What about shielding our “delicate” children’s minds from S-E-X? Oh, please! Kids have been fascinated by—and found access to—x-rated material since long before the x-rating existed. They discovered their fathers’ “stag films” hidden away in the farthest reaches of the closet, or their older brothers’ “French postcards” buried in sock drawers and other repositories. And they shared these troves with their buddies—mostly boys, but occasionally girls. I recall being shown, by a friend, an “unauthorized” POPEYE comic book in which his biceps weren’t all that was bulging, and Olive Oyl was similarly depantsed. I also recall seeing—and being baffled by—a cartoon of an elephantine face that had an erect penis where his trunk should have been. The image haunted me as well as confusing me, but I’m sure it did me no harm.

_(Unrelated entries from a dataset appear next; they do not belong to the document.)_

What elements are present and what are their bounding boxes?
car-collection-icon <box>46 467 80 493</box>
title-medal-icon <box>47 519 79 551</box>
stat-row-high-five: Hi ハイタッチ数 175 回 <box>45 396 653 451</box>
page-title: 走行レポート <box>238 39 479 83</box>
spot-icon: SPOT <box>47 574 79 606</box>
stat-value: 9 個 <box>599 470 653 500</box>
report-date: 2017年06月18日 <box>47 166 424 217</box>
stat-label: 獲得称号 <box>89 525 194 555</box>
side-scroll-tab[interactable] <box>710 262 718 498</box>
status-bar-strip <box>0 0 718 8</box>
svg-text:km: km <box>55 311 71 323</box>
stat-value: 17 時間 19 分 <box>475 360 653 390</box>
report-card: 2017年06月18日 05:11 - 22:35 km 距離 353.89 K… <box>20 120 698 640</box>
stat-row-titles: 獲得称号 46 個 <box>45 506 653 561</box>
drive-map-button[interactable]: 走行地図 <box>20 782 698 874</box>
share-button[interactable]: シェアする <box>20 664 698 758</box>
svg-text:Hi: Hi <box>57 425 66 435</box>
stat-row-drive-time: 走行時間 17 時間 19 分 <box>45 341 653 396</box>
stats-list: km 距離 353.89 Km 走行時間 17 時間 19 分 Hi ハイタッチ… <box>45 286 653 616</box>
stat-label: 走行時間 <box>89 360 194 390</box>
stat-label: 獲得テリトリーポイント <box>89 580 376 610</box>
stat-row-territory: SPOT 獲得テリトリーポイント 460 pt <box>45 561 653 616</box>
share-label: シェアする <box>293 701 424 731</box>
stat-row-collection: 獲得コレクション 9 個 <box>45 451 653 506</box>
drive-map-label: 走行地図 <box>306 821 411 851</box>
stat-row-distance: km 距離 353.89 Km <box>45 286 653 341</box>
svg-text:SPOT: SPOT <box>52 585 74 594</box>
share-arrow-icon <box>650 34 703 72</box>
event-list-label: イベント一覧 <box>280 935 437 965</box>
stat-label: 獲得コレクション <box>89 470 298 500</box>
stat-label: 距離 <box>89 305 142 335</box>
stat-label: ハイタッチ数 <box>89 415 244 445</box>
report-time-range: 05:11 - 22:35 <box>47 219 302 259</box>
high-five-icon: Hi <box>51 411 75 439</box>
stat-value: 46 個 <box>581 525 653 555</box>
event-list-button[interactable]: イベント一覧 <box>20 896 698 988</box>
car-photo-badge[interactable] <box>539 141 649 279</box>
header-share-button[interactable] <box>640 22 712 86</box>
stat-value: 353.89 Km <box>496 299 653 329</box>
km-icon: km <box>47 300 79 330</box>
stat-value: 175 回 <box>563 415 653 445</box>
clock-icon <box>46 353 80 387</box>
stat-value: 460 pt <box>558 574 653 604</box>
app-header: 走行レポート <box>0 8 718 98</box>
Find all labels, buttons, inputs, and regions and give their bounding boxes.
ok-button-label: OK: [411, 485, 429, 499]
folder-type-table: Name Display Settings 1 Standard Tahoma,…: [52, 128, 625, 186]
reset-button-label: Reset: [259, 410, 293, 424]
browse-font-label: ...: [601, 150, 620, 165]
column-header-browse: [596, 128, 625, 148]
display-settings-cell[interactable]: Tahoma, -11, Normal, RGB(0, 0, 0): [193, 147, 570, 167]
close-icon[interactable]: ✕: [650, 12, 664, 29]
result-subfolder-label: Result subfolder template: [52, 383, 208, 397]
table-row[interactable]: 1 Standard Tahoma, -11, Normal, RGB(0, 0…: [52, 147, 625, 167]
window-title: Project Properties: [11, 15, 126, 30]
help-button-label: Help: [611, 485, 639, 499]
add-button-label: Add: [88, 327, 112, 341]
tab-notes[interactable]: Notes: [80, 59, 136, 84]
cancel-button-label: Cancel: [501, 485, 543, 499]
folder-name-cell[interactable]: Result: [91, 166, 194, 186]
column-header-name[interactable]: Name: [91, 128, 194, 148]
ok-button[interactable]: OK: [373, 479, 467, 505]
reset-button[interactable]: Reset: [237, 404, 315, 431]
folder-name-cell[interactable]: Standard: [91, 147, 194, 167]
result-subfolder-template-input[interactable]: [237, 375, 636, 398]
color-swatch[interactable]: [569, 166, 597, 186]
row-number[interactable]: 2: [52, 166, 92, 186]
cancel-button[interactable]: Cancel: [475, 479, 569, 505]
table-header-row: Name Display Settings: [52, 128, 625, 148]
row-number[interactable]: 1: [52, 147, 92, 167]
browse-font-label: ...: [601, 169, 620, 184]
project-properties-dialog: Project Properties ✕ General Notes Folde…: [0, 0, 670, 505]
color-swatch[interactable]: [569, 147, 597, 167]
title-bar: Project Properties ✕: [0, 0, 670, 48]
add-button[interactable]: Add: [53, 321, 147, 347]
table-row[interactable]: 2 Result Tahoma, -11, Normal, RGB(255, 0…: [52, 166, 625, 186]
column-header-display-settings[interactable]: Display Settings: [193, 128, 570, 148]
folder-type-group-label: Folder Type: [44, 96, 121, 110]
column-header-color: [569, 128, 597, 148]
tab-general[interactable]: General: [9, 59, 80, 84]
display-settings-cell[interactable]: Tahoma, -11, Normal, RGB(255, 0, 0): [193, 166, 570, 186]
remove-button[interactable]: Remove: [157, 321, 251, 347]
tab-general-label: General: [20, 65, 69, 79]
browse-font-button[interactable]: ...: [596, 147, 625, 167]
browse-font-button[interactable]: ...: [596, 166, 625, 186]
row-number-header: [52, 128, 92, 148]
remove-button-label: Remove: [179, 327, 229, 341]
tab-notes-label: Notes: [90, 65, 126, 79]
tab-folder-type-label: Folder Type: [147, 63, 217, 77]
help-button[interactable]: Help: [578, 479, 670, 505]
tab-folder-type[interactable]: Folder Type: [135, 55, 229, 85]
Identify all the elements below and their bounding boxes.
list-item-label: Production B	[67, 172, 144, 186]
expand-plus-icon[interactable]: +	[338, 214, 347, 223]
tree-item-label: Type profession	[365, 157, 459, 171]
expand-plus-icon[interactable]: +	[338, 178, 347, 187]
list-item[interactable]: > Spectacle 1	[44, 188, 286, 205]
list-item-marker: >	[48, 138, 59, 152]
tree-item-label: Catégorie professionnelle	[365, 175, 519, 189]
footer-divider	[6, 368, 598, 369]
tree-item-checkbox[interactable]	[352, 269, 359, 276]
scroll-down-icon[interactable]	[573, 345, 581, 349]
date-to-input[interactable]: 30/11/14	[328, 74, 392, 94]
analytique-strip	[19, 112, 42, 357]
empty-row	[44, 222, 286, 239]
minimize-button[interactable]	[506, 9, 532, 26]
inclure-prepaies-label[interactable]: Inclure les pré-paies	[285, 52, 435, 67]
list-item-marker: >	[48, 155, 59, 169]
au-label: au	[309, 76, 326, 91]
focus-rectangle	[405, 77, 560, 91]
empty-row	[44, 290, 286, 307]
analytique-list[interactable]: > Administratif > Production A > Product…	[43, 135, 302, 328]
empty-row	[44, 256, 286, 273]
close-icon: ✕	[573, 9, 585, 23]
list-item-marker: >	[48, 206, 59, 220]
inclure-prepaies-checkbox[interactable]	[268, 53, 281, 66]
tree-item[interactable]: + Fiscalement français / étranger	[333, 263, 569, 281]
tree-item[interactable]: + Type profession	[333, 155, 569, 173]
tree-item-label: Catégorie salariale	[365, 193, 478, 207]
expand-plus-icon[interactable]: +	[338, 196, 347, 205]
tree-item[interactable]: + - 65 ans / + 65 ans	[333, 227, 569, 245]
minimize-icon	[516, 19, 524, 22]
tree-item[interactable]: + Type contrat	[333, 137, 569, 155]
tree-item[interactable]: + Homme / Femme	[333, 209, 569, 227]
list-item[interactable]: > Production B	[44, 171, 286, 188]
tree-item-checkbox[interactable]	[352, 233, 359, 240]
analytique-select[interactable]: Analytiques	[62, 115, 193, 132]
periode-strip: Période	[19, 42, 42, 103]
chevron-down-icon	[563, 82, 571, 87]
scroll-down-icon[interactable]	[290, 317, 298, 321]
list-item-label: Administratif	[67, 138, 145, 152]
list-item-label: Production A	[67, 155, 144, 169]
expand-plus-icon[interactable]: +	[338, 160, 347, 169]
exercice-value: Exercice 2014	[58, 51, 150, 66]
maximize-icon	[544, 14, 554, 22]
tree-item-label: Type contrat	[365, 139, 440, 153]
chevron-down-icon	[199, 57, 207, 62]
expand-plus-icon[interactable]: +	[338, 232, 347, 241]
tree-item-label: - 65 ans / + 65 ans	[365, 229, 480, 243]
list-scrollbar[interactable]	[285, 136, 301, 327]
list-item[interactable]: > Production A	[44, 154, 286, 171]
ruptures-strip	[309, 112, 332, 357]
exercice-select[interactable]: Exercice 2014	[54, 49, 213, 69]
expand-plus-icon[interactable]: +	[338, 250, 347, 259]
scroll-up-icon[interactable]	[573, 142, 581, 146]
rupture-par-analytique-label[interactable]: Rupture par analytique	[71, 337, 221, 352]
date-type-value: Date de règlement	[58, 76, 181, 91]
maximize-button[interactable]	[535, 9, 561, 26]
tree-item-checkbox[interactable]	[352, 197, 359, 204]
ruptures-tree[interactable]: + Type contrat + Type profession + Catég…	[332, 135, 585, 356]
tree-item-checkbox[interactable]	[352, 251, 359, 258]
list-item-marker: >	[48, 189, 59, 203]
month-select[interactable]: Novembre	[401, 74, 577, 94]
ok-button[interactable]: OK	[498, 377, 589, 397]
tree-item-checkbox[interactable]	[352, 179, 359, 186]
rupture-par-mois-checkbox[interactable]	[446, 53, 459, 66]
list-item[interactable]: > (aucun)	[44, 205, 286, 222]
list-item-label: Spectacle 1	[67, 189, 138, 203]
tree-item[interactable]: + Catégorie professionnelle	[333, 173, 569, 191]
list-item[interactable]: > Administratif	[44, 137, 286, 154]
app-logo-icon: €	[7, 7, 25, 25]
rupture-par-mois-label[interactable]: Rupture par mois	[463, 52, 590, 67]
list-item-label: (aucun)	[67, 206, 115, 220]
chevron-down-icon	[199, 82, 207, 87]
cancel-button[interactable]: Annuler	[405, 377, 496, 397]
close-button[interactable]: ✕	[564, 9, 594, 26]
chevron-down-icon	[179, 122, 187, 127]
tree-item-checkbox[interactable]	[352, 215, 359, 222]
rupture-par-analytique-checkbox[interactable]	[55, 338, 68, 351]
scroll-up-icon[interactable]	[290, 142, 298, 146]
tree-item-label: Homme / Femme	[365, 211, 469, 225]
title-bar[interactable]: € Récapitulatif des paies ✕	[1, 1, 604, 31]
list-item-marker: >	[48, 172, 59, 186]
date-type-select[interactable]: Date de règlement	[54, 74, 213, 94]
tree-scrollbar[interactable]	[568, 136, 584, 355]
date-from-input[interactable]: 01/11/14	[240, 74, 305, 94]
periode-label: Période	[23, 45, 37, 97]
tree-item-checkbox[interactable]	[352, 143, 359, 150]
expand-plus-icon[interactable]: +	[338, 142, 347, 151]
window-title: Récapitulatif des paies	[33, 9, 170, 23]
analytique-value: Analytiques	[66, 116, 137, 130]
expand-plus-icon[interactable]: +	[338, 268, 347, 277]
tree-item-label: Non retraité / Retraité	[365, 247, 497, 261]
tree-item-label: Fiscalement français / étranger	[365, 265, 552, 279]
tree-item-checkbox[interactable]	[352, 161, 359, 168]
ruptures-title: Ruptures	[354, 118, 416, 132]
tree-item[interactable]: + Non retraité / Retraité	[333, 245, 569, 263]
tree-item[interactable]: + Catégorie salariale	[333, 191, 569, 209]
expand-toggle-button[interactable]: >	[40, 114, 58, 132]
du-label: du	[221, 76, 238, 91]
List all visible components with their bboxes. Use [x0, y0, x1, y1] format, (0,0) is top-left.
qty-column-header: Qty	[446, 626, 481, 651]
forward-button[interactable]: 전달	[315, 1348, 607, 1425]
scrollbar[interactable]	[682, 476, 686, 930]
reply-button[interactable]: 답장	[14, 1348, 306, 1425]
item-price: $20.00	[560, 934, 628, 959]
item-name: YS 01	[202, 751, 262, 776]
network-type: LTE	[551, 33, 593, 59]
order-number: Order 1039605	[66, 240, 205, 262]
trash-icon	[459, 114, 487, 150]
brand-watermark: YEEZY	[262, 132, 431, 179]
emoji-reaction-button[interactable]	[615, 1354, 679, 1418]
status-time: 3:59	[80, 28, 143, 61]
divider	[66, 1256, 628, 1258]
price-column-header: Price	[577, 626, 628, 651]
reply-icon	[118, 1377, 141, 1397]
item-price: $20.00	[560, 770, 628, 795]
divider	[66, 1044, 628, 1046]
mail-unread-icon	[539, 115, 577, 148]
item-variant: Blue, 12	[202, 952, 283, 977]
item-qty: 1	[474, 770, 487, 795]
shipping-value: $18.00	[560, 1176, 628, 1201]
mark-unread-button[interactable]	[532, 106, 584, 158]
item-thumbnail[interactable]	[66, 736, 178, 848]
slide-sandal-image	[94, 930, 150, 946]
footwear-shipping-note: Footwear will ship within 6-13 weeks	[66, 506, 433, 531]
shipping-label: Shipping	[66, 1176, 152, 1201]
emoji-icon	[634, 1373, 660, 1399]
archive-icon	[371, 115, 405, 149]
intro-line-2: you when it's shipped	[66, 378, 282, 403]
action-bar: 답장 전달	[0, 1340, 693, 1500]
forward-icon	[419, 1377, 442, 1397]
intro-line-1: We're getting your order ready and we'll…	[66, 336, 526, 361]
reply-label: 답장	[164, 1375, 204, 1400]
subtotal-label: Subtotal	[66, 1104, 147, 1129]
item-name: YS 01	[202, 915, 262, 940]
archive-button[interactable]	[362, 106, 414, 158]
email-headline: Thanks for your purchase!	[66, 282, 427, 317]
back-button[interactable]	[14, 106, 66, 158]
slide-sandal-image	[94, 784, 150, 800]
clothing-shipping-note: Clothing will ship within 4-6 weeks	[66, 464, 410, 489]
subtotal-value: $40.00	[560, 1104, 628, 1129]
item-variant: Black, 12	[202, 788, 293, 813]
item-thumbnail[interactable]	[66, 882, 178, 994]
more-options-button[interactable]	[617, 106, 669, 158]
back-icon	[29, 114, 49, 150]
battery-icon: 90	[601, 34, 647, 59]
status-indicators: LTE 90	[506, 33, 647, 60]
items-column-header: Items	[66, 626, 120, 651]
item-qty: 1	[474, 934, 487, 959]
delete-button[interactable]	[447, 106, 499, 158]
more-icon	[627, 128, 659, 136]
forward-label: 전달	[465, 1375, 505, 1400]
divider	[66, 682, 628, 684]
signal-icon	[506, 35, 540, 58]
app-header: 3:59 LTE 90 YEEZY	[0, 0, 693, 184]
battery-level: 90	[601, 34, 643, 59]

If your teenage daughter gets a hold of a copy of 50 SHADES OF GRAY, will it scar her for life or predispose her to sexual servitude? Not if you have had not just “the Talk” but a series of talks with her.
Is it the government’s, the school board’s, the library committee’s, or any other official ruling group’s place to decide what your child—or YOU, yourself—should have available to borrow, buy, or otherwise read? I say resoundingly NO.
Not any more than it was New York’s place to rule that sodas should not be sold in mega-sized cups because they’re fattening and unhealthy. That’s nanny-state thinking, nanny-state ruling. It is not the government’s place to save us from ourselves, whether we are 10, 30, or 65 years old.
Such thinking, and ruling, should be…banned in Boston—and everywhere else.
I look forward to the day when Banned Books Week will be an anachronism, an unnecessary commemoration, because no longer are books anywhere in the U.S.A. being banned!